Le statut de l’analyse de Marx pour le marxisme traditionnel : un peaufinage de Ricardo grâce à la théorie de la survaleur

Le marxisme traditionnel ne fait que reprendre la critique formulée par l’économie politique qui s’attaquait au XVIIIe siècle aux intérêts des propriétaires terriens, classe improductive, puisque les seuls facteurs actifs dans la production étaient identifiés comme étant le travail et le capital et non pas la rente foncière. Pour le marxisme traditionnel il s’agit de reprendre la théorie classique de l’économie politique pour la retourner contre la bourgeoisie. On explique alors que Marx tout en acceptant leurs théories précédentes,  va au-delà des ricardiens du fait qu’il explique la source véritable du profit, qui n’est pas dans la propriété, mais dans le travail. La classe improductive est alors la bourgeoisie, parasitaire car ce n’est pas elle qui dans son travail est la source véritable du profit. Dans cette interprétation marxiste traditionnelle, le concept central est celui de survaleur, et pour dénoncer les classes improductives (bourgeoisie) au nom des classes productives, on part d’une analyse de la structure des classes. Le marxisme traditionnel situe ainsi la différence entre Marx et l’économie politique classique, dans la seule théorie de la survaleur, tout en partageant les théories de la valeur et de la loi de la valeur. « Selon cette interprétation très largement partagée, la théorie de la valeur de Marx est pour l’essentiel une version plus raffinée et plus cohérente de la théorie de la valeur-travail de Ricardo » (p. 84). Marx « prend la suite », affine, poursuit, peaufine, complète. En montrant que l’apport de Marx est juste d’avoir montré l’origine du profit, pour le marxisme traditionnel, le statut de l’analyse de Marx est celui d’une économie politique critique, et non pas une critique de l’économie politique.
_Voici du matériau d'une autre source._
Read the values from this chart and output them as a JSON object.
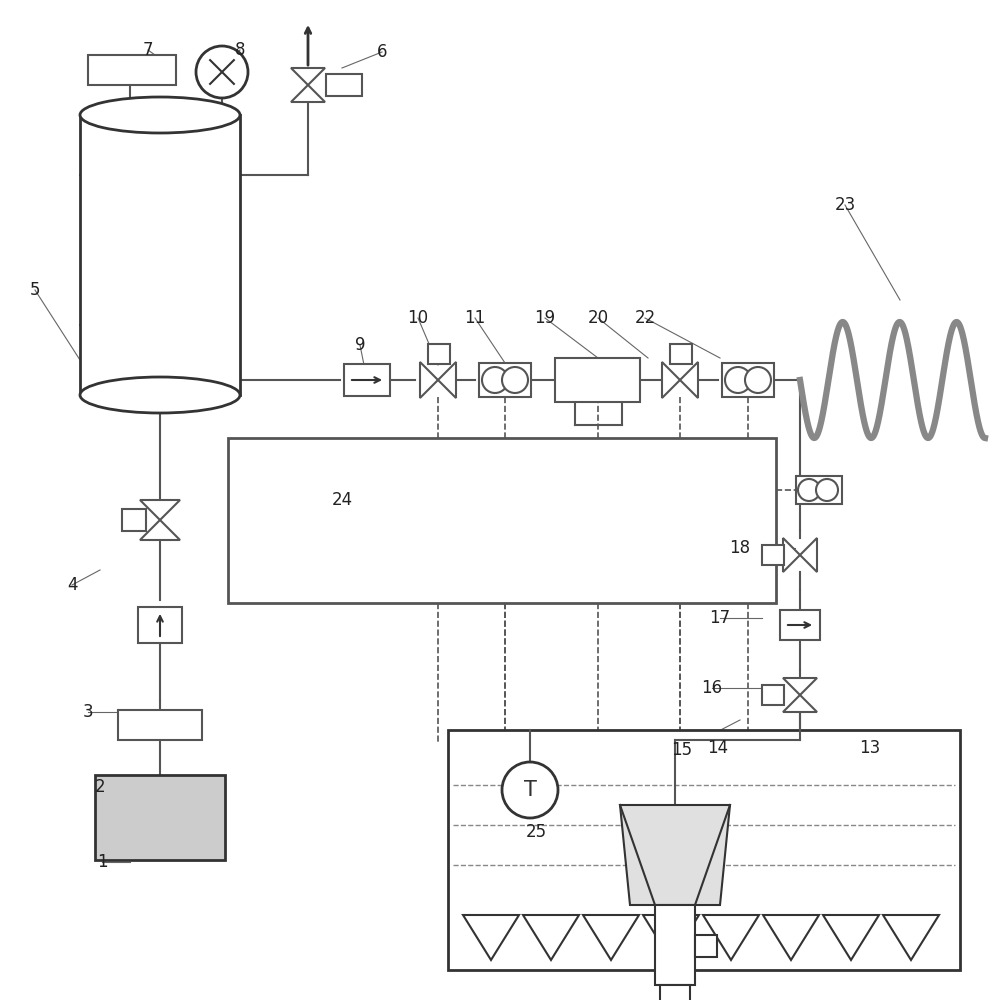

Les Tables marxistes de la Loi : Résumé de la compréhension qu’a le marxisme traditionnel du capitalisme

« Selon toutes les interprétations résumées ci-dessus, la théorie de la valeur-travail élaborée par Marx démystifie (ou ‘‘défétichise’’) le capitalisme en révélant que le travail est la vraie source de la richesse sociale. Cette richesse est distribuée de façon ‘‘ automatique ’’ par le marché et appropriée par la classe capitaliste de façon voilée. En conséquence, la vraie force de la critique de Marx est de dévoiler, derrière l’apparence de l’échange d’équivalents, l’existence de l’exploitation de classe. Le marché et la propriété privée des moyens de production sont considérés comme les rapports de production capitalistes essentiels, rapports qui sont exprimés par les catégories de valeur et de survaleur. La domination sociale est définie en termes de domination de classe, laquelle, en retour, s’enracine dans ‘‘ la propriété privée de la terre et du capital ’’. Dans ce cadre général, les catégories de valeur et de survaleur expriment comme le travail et ses produits sont distribués dans une société de classes fondée sur le marché. Mais elles ne sont pas interprétées en tant que catégories de formes particulières de richesse et de travail » (p. 87).

Statut des catégories initiales dans Le Capital chez Marx

Pour le marxisme traditionnel, les catégories (marchandise, travail abstrait, valeur) par lesquelles Marx commence sa critique dans le livre I, ne correspondent qu’aux sociétés précapitalistes, elles sont applicables à une économie d’échanges précapitalistes de petits propriétaires indépendants. Le statut donné à ce passage n’est alors qu’une introduction à la critique, un présupposé qui prépare la « vraie critique », celle qui va au-delà des ricardiens et constitue l’apport véritable de Marx en saisissant le capitalisme, et qui commence avec seulement l’introduction de la catégorie de la « survaleur ».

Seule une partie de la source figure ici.